If you didn’t see the COVID memorial service this evening – part of Joe Biden’s larger inauguration program – you really should. It is remarkable, simply remarkable that we are almost a year into this horrible epidemic and this is the first national memorial or commemorative service honoring, remembering the dead.

It is a remarkable and a devastating commentary. I did not quite grasp this absence until I saw it. We’ve fought so much over this epic calamity. We’ve seen so much deflection, blame-shifting and lies. Biden’s comments, remarkably brief, were a reminder that much of what we need is in silence, remembering and memorializing this catastrophic loss.
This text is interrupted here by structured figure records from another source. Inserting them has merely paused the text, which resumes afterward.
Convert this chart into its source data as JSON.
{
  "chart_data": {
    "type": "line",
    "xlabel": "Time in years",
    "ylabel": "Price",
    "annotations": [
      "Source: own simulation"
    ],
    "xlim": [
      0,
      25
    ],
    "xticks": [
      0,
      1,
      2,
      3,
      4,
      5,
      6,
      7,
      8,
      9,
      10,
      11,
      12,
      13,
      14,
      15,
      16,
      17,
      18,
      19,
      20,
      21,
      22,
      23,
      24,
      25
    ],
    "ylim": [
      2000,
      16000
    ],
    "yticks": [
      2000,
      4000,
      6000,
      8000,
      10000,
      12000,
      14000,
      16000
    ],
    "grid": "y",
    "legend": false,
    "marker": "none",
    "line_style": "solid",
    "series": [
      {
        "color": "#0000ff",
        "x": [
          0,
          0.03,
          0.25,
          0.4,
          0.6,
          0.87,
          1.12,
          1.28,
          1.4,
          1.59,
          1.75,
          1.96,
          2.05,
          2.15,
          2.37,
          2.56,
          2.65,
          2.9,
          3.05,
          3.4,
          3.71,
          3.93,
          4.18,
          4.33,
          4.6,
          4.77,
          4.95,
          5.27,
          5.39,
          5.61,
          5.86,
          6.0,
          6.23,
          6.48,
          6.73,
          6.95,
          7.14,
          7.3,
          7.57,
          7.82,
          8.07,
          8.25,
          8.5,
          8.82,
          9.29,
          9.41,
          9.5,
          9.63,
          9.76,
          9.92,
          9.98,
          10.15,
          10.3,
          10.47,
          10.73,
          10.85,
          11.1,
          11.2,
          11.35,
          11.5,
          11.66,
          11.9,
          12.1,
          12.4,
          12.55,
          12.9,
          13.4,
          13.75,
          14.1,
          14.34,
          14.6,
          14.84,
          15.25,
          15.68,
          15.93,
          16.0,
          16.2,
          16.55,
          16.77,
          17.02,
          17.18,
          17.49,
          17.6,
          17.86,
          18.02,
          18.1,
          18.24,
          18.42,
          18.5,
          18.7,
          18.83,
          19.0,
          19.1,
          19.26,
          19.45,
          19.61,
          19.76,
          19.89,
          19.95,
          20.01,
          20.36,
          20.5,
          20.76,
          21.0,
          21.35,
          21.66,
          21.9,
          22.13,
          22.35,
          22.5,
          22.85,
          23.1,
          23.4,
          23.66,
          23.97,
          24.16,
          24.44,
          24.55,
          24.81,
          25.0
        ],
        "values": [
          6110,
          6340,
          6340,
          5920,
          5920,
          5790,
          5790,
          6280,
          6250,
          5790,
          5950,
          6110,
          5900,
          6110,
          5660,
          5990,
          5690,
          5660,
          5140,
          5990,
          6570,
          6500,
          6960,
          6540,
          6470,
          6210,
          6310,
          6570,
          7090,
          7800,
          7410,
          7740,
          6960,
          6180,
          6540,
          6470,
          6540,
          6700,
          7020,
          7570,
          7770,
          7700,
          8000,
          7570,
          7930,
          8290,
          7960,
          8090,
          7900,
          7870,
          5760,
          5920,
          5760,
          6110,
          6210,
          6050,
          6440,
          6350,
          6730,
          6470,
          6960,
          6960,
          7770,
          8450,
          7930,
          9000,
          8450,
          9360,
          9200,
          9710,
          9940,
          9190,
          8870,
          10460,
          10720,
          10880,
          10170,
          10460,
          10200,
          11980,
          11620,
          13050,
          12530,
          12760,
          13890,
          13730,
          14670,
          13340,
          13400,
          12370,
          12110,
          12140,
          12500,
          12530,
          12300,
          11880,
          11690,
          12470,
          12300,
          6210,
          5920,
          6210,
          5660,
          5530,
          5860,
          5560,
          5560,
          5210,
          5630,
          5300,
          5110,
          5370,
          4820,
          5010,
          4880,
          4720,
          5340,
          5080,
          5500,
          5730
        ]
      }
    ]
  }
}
We are now at more than 400,000 Americans dead, roughly the total number of fatalities over almost four years of World War II.

The brief program included two songs: Amazing Grace and Hallelujah.

This quiet, devastating and hopeful memorial reminded me of the remarkable and wholly improbable journey of this song, Hallelujah, into something like a canonical song of memorial or pathos in American culture. That this should be so is actually quite odd, not least because it is not at all clear what the song, in its totality, is even about. And a number of things the song is quite clearly about … well, they are not what you’d expect in a song now treated as appropriate, uplifting and fitting for all occasions and audiences.

Mainstream or memorial versions commonly expurgate the song’s erotic imagery. But it can’t all be ironed out. This energy, rumbling rough under the simplified lyrics, gives a power and ballast even to the more sanitized versions. In any case the mixing and matching of lyrics is possible because Leonard Cohen wrote numerous different lyrics for the song. You can mix and match them and create your own version.